練習相手がいないときの選択肢に、こんなおっさんDo?
とはいえ、いちばんの問題は「練習させてもらえる相手がいない」ことかもしれません。友人に「雑談の練習に付き合って」とは頼みにくいですし、家族が相手では気を張らずに済むぶん、練習にはなりにくい。職場の人では、失敗したときにその後も気まずさが残ります。

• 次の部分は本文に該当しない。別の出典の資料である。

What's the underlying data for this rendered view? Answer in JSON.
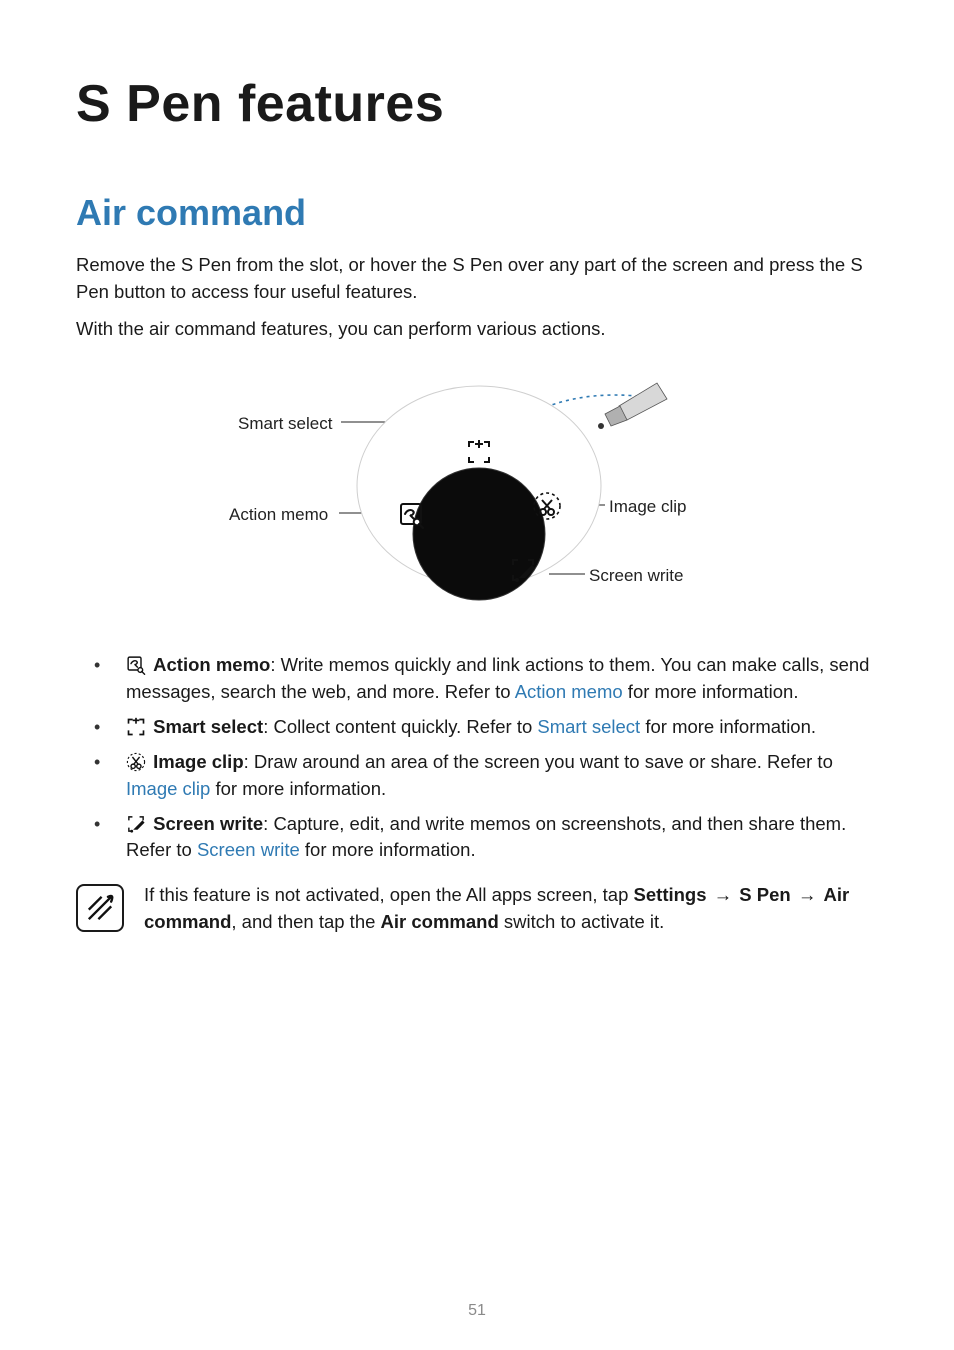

そんなときの選択肢のひとつが、レンタルおじさん「こんなおっさんDo?」です。おじさんは友人でも同僚でもないので、うまく話せなかった日があっても、翌日からの人間関係に持ち越しになりにくいはずです。沈黙が続いても構いませんし、「今日は会話の練習に付き合ってほしい」とそのままお伝えいただいてもかまいません。おじさんのほうから話題を出すこともできますし、逆に相づちに徹することもできます。
料金は1時間1,000円。大阪市内なら喫茶店や公園で直接お会いできますし、いきなり会うのは緊張するという方は、LINE通話から始めていただけます(全国どこからでも大丈夫です)。顔を合わせずに声だけで話すほうが、最初の一歩としては楽かもしれません。頼み方はご利用のルールにまとめています。ただ聞いてほしいだけという日は、誰かに愚痴を聞いてほしい、でも相手がいないという使い方もしていただいています。
雑談がうまくなりたいと思っている時点で、あなたは相手のことをちゃんと考えられる方です。あとは、下手でいい場所で少しずつ回数を重ねるだけだと思います。
うまく話せなくて大丈夫。練習台になるおじさんが、ここにいます。